I think we have to eliminate aggression in restaurants. You look at the hospitality industry and it’s almost prided itself on aggression and a brutalism. What I have done is built a business that is based on love that throws in every direction. It’s a word that not many businesses use but many women do use, and it is very doable to really love your staff, to make them want to feel nourished, to be maternal towards your body of staff. When your working environment feels like that, more women will want to come and work there, because we are good with people and this is a business that is based around people.

I’m really hoping that sushi is the thing that will come on to every street corner. I live in Liverpool and there are very few sushi restaurants here and we need more sushi. It’s incredible, it’s light, it’s brave, so I think sushi needs to be the next thing that sweeps the nation. In London it’s on every street corner, but when you exit London, it’s not. So I think the nation needs educating about the benefits of eating a lot more raw fish and just rice.

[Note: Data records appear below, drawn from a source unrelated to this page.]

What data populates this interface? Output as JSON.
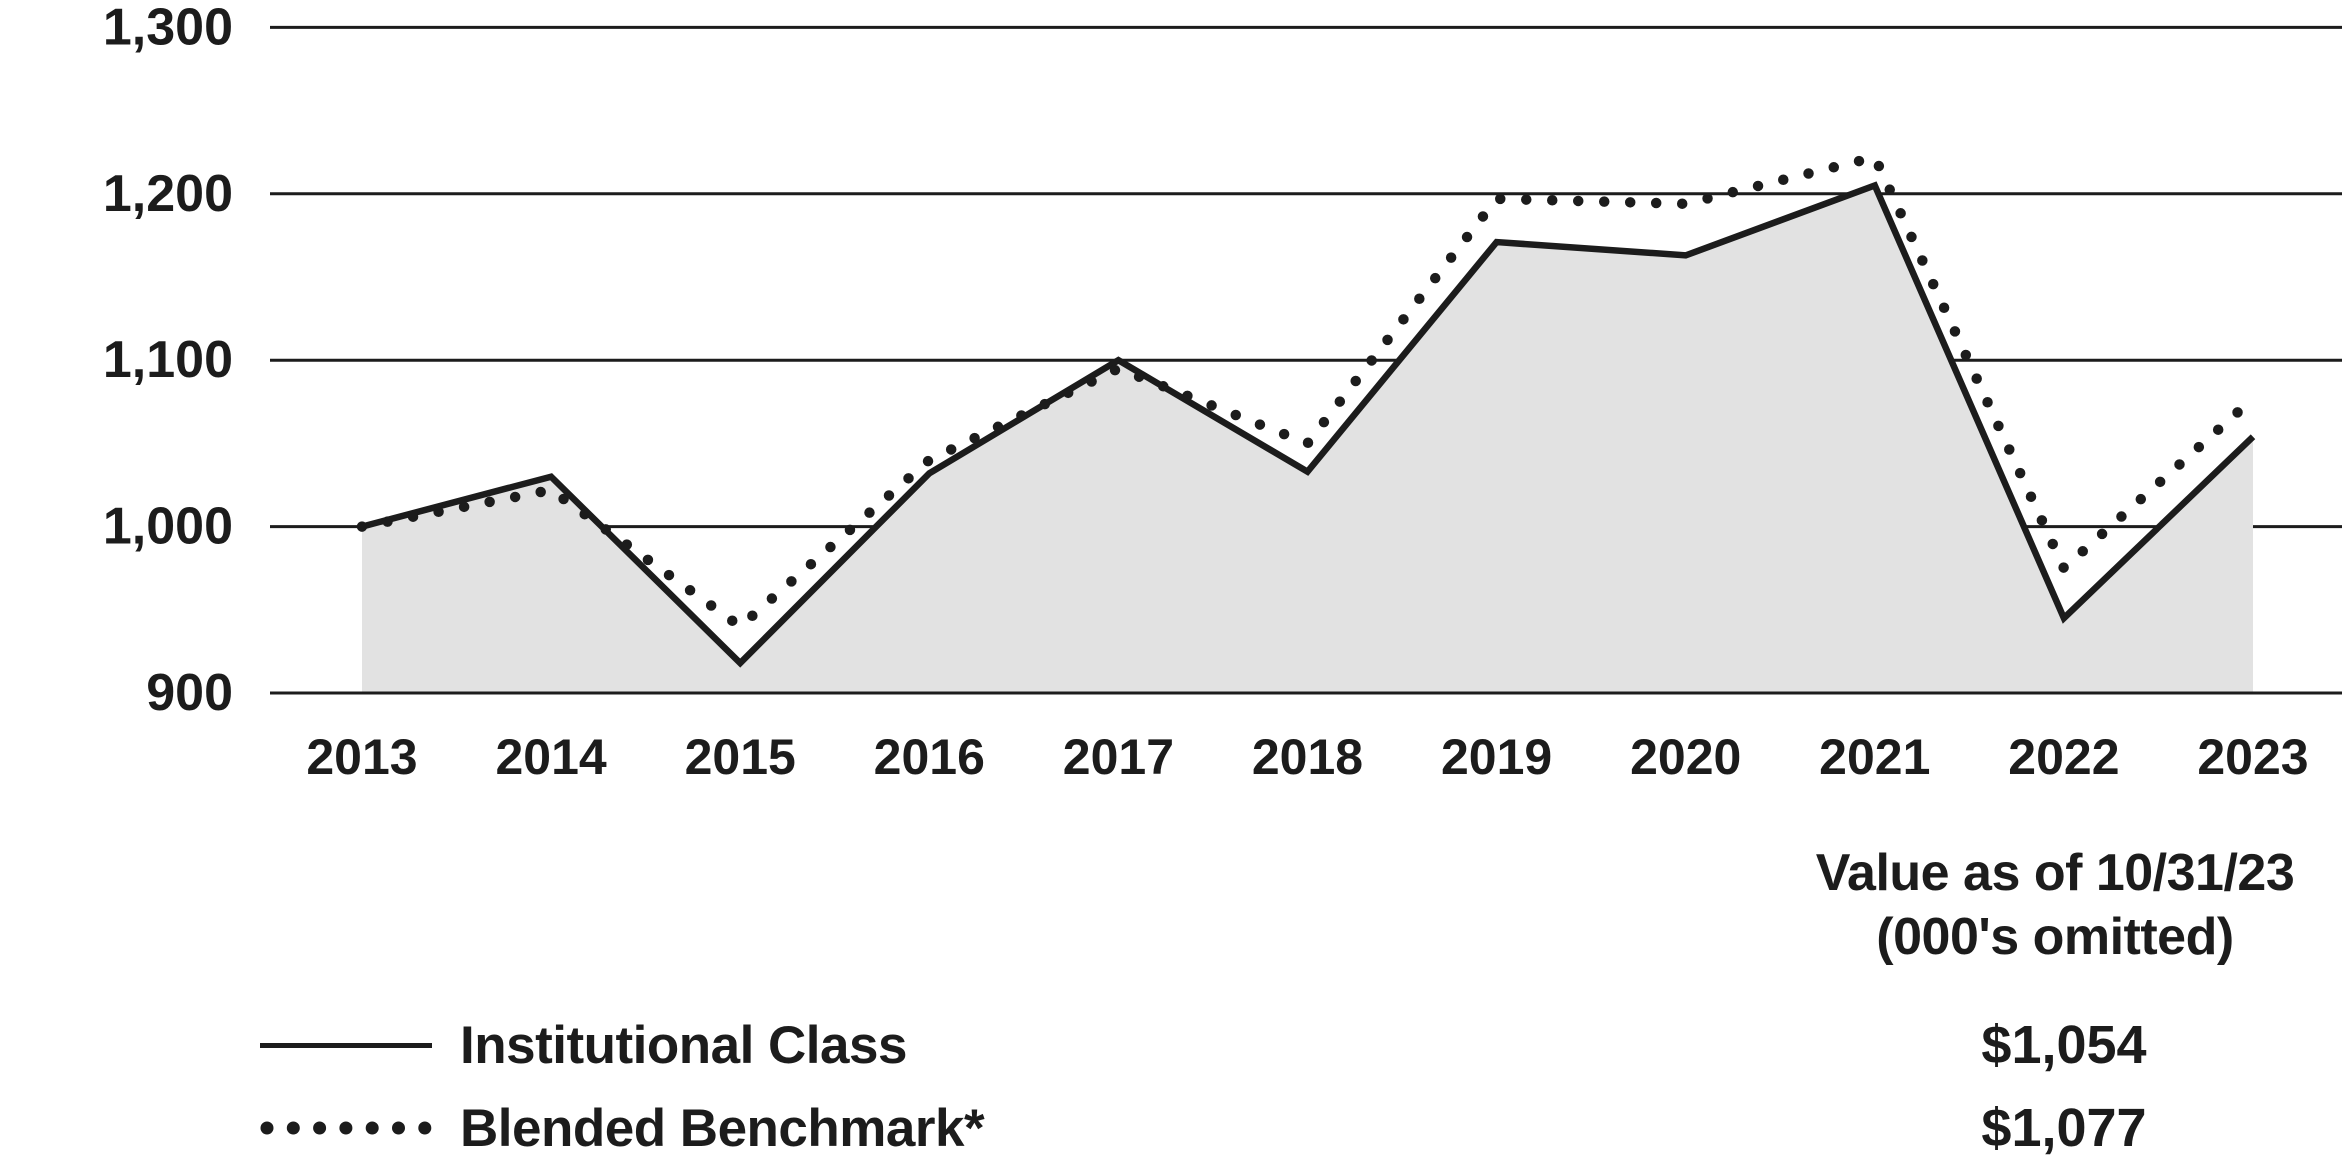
{
  "colors": {
    "ink": "#1c1c1c",
    "area_fill": "#e2e2e2",
    "background": "#ffffff"
  },
  "chart_data": {
    "type": "line",
    "subtype": "area-under-first-series",
    "x": [
      2013,
      2014,
      2015,
      2016,
      2017,
      2018,
      2019,
      2020,
      2021,
      2022,
      2023
    ],
    "x_labels": [
      "2013",
      "2014",
      "2015",
      "2016",
      "2017",
      "2018",
      "2019",
      "2020",
      "2021",
      "2022",
      "2023"
    ],
    "ylim": [
      900,
      1300
    ],
    "y_ticks": [
      {
        "value": 900,
        "label": "900"
      },
      {
        "value": 1000,
        "label": "1,000"
      },
      {
        "value": 1100,
        "label": "1,100"
      },
      {
        "value": 1200,
        "label": "1,200"
      },
      {
        "value": 1300,
        "label": "1,300"
      }
    ],
    "grid": "horizontal-on",
    "legend_position": "bottom-left",
    "series": [
      {
        "name": "Institutional Class",
        "line_style": "solid",
        "area_fill": true,
        "values": [
          1000,
          1030,
          918,
          1032,
          1100,
          1033,
          1171,
          1163,
          1205,
          945,
          1054
        ]
      },
      {
        "name": "Blended Benchmark*",
        "line_style": "dotted",
        "area_fill": false,
        "values": [
          1000,
          1022,
          940,
          1040,
          1095,
          1050,
          1197,
          1194,
          1222,
          975,
          1077
        ]
      }
    ]
  },
  "legend": {
    "items": [
      {
        "label": "Institutional Class",
        "swatch": "solid-line"
      },
      {
        "label": "Blended Benchmark*",
        "swatch": "dotted-line"
      }
    ]
  },
  "value_column": {
    "header_line1": "Value as of 10/31/23",
    "header_line2": "(000's omitted)",
    "values": [
      "$1,054",
      "$1,077"
    ]
  }
}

Regionally, there is a big ascendency towards tapas and small plates now, and that’s fine because what that means is affordable. I tell you what is trending is affordability. I think those high-end restaurants aren’t surviving in the North because, whether it’s Brexit or whatever, people are tightening their belts a bit and it’s all about affordability. People still want to eat out but the trend is that it has to be reasonably priced and you have to feel that you pay that money and feel healthy afterwards.

I really love cooking Korean food at the moment. I love the weird noodles, the sweet potato noodles, the audacity and the playfulness of their dishes and the use of herbs. It’s all low carb, and instead of having rice you wrap things in a lettuce leaf and eat it with herbs. I just think it’s a great way of eating.